“Potentially Hazardous” Asteroid Is Heading Towards Earth, And It Is Huge

“Potentially Hazardous” Asteroid Is Heading Towards Earth, And It Is Huge

2016 NF23 space rock is considered a “potentially hazardous” asteroid and is heading towards Earth, as we speak, and it is huge as, according to NASA, it measures about 160 meters. The big asteroid is flying towards us at a velocity of 20,000 miles per hour.

Luckily, the space rock will whizz by Earth at a distance of approximately 3 million miles, on August 29th, so there is no danger this asteroid would hit us. But, in case it would collide with our planet, 2016 NF23 “potentially hazardous” asteroid could wipe out an entire country and leave behind millions of victims, not to mention the post-impact effects and the additional damages and casualties those would imply.

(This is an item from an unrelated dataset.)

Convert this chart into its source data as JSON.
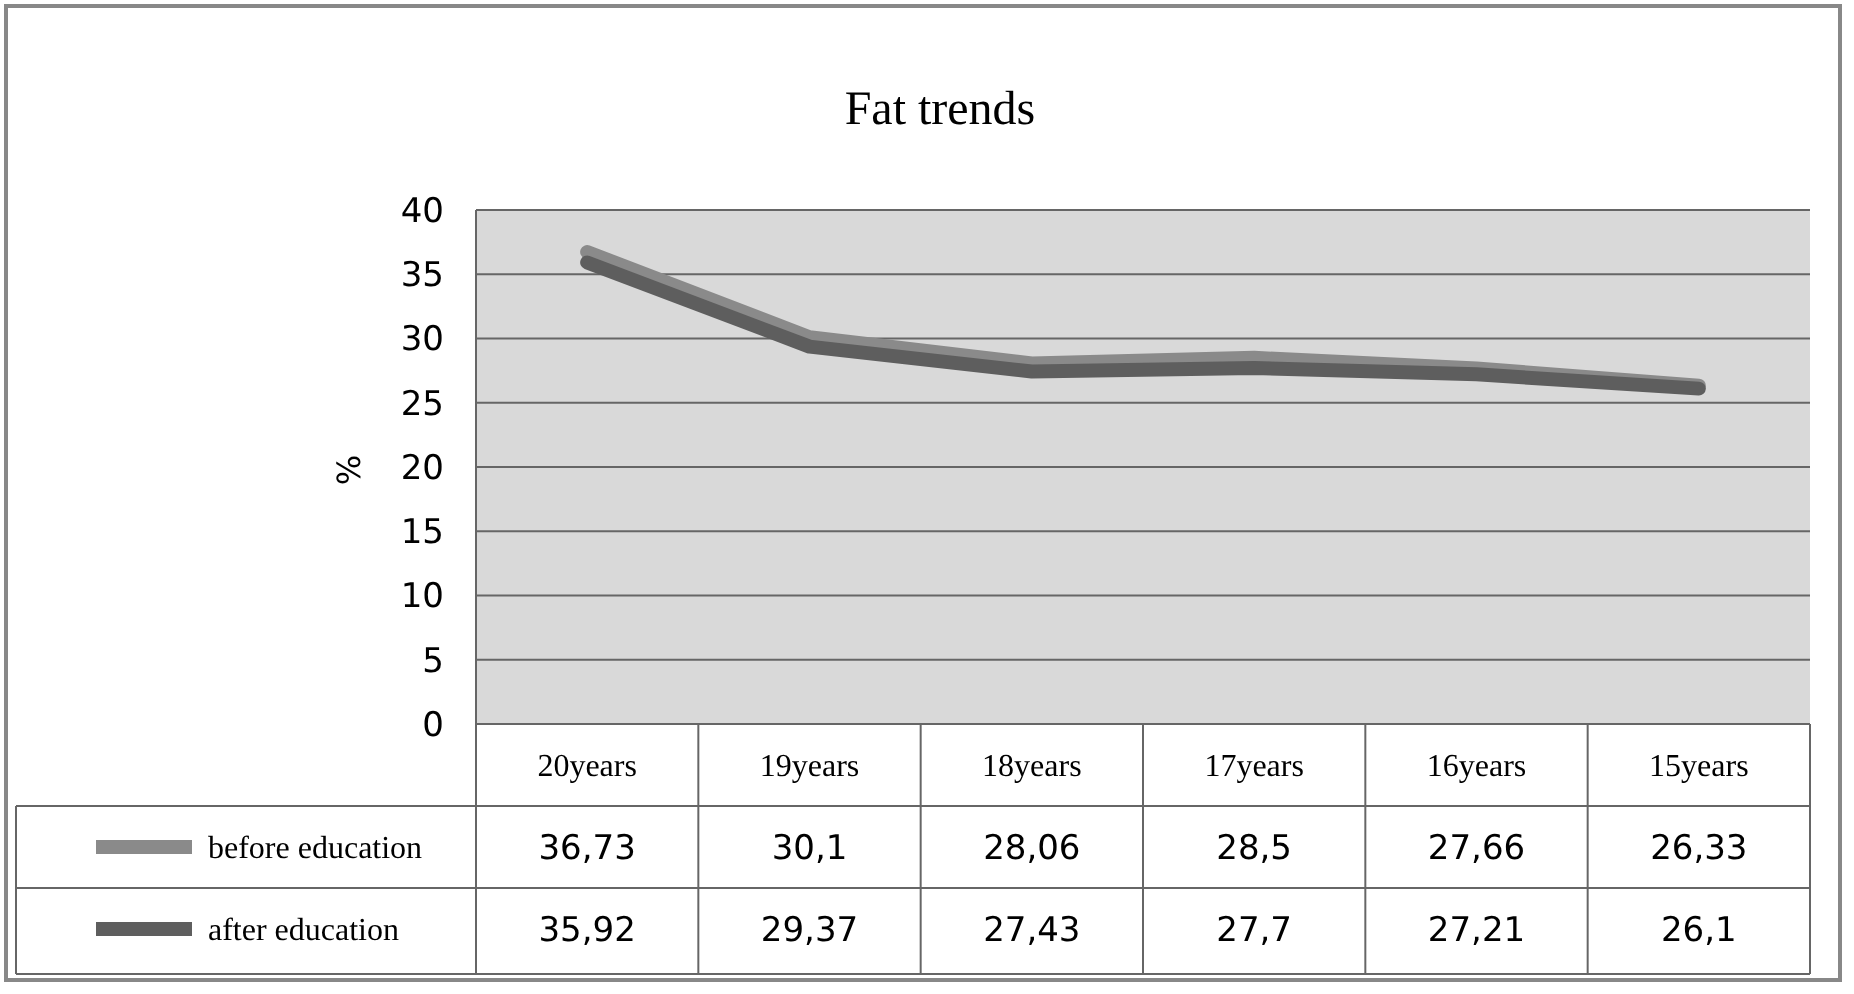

However, we should not fear huge asteroids as the world’s space agencies keep track of those space rocks firmly. But, according to astronomers, small-sized space rocks that could wipe out a small town are harder to detect and trace.

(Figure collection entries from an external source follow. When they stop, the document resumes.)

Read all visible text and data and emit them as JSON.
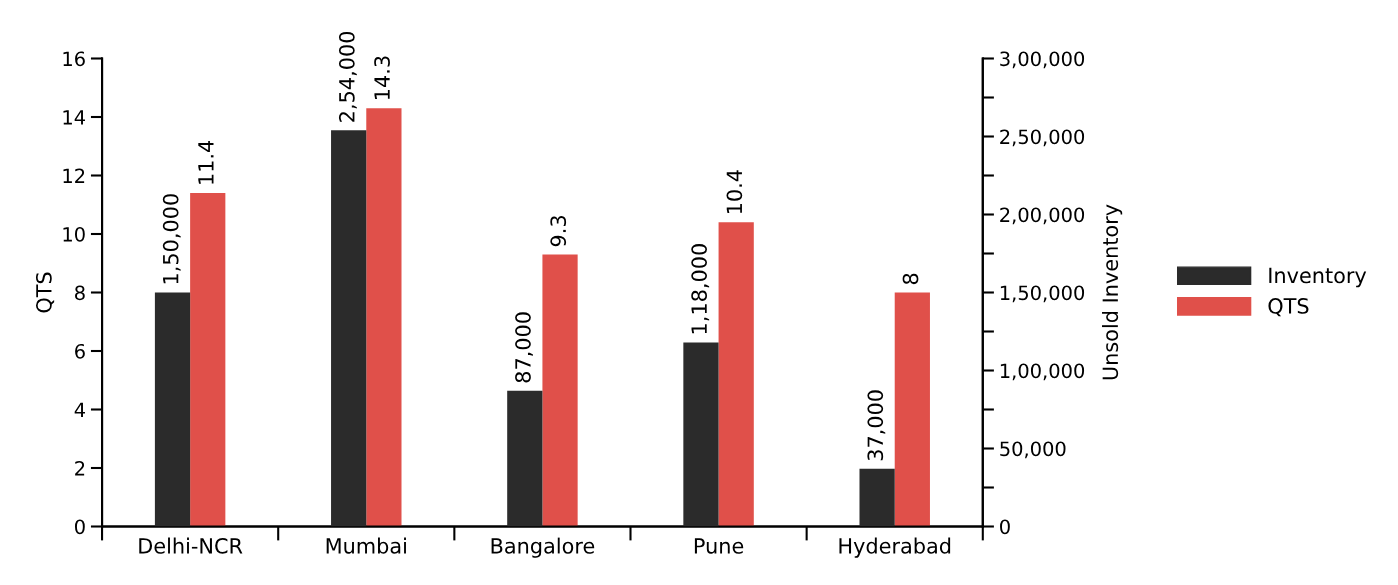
{
  "chart_data": {
    "type": "bar",
    "categories": [
      "Delhi-NCR",
      "Mumbai",
      "Bangalore",
      "Pune",
      "Hyderabad"
    ],
    "series": [
      {
        "name": "Inventory",
        "color": "#2b2b2b",
        "axis": "y2",
        "values": [
          150000,
          254000,
          87000,
          118000,
          37000
        ],
        "value_labels": [
          "1,50,000",
          "2,54,000",
          "87,000",
          "1,18,000",
          "37,000"
        ]
      },
      {
        "name": "QTS",
        "color": "#e0504a",
        "values": [
          11.4,
          14.3,
          9.3,
          10.4,
          8
        ],
        "value_labels": [
          "11.4",
          "14.3",
          "9.3",
          "10.4",
          "8"
        ]
      }
    ],
    "ylabel": "QTS",
    "y2label": "Unsold Inventory",
    "ylim": [
      0,
      16
    ],
    "yticks": [
      0,
      2,
      4,
      6,
      8,
      10,
      12,
      14,
      16
    ],
    "y2lim": [
      0,
      300000
    ],
    "y2ticks": [
      {
        "value": 0,
        "label": "0"
      },
      {
        "value": 25000,
        "label": null
      },
      {
        "value": 50000,
        "label": "50,000"
      },
      {
        "value": 75000,
        "label": null
      },
      {
        "value": 100000,
        "label": "1,00,000"
      },
      {
        "value": 125000,
        "label": null
      },
      {
        "value": 150000,
        "label": "1,50,000"
      },
      {
        "value": 175000,
        "label": null
      },
      {
        "value": 200000,
        "label": "2,00,000"
      },
      {
        "value": 225000,
        "label": null
      },
      {
        "value": 250000,
        "label": "2,50,000"
      },
      {
        "value": 275000,
        "label": null
      },
      {
        "value": 300000,
        "label": "3,00,000"
      }
    ],
    "legend": "right",
    "grid": false
  }
}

“Potentially hazardous” asteroid 2016 NF23 will pass next to us, but many other undetectable space rocks could hit Earth, and we don’t even know about them

According to NASA readings, there are about 4,300 asteroids, sized from 100 meters to approximately 1 km, which fly in the Earth’s vicinity. These, however, are those space rocks the space agencies around the globe know about.

But, a recent ESA report stated that, in reality, the astronomers only identified 1 in 100 asteroids of a size between 100 meters and 1 km. That would mean that there are approximately 430,000 “potentially hazardous” space rocks that could get close to the Earth. Furthermore, there would be even more small-sized asteroids, smaller than 100 meters, that remain undetected and which could also cause a lot of damage if hit Earth.

Well, the history has some excellent examples in this regard. In 1908, for instance, a 40-meter-wide asteroid hit in Tunguska, Siberia, destroying a forest area as big as a metropolis. More recently, in 2013, another space rock hit Russia in the city of Chelyabinsk injuring 1,500 people and causing massive damages to the buildings in the area of impact and vicinity.